Peggy agreed. “Follow me.”
She drove them in her Ford to the far side of the tarmac that wasn’t part of the active runways, to a place dubbed the Graveyard. The remote location where derelict aircraft that were out of commission for one reason or another sat, waiting to be scrapped or to decay. Few ever left. An occasional plane found this to be merely a temporary resting place until it could be repaired and find its way back into the air. Most had been stripped of anything valuable.
She parked between a pair of larger aircraft so her automobile wouldn’t be conspicuously out of place. The nearest aircraft would suit their purposes.
Peggy dragged a nearby crate over and stood on it. She heaved open the creaky door, cringed at the noise, and hoisted herself inside the fuselage of a large cargo plane. It had been gutted and the parts used on other aircraft. The other two came in after her and sat on the floor. Peggy sat as well.
Brownie rolled out her piece of slightly crinkled brown paper.
Jolene squinted at it. “I thought you were going to make a map.”
“No, what I said was, I would mark down pertinent information so I could reconstruct it later.”
“But there’s nothing here.” Jolene waved a hand at the blank paper.
Had Peggy made a mistake by bringing Brownie in on this?
Brownie heaved a breath. “You don’t think they would just let me walk out of cartography with an actual map, did you?”
“Well, I thought you would at least have something.

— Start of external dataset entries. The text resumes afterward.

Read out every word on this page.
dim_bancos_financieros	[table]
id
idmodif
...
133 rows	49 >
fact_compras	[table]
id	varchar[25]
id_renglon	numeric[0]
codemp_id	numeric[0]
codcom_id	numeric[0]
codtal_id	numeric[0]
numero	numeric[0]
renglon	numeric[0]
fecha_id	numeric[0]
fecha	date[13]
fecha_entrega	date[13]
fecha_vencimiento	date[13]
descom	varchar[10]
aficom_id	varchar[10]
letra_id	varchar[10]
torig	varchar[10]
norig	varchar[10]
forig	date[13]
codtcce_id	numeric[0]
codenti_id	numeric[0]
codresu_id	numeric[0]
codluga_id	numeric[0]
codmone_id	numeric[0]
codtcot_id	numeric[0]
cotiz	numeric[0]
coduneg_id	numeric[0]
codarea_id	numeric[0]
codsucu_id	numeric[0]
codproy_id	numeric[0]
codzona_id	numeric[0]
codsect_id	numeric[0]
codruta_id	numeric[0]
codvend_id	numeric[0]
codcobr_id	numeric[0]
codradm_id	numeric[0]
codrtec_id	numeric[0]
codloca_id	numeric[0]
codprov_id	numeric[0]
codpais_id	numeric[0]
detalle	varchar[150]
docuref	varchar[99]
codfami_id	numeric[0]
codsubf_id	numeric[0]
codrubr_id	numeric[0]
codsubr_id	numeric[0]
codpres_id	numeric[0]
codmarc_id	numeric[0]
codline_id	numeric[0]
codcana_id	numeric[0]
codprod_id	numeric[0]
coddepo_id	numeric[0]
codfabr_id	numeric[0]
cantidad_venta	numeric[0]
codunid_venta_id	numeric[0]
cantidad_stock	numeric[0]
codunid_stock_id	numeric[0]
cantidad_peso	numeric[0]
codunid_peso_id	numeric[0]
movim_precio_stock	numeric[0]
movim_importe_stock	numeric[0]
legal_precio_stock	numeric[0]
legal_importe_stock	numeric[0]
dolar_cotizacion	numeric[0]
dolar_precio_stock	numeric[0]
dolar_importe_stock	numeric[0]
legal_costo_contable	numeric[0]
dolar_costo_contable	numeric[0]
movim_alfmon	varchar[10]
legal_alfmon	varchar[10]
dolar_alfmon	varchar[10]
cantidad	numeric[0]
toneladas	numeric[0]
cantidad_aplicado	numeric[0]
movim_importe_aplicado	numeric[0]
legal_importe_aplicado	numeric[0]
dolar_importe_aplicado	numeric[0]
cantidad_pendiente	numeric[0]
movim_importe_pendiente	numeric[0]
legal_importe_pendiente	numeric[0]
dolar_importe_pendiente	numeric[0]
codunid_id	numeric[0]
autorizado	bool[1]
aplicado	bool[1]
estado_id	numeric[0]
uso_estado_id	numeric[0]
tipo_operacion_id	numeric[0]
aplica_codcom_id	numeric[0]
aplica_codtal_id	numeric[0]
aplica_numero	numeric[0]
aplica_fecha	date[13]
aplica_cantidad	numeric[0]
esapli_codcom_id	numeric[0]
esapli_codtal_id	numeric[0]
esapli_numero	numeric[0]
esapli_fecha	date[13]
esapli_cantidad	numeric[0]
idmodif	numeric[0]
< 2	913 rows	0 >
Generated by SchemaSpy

Even a faint outline.”
“But I do.”
She pointed to several creases in the paper. “These folds show where Cuba is.” With her pencil, she sketched in the island. “This hole in the paper is Havana. This crease on this edge is Florida.” The girl kept drawing until all the creases and holes where either connected or labeled. She tucked the pencil behind her ear. “Voilà. Your map.”
It was indeed a map…and appeared to be quite accurate.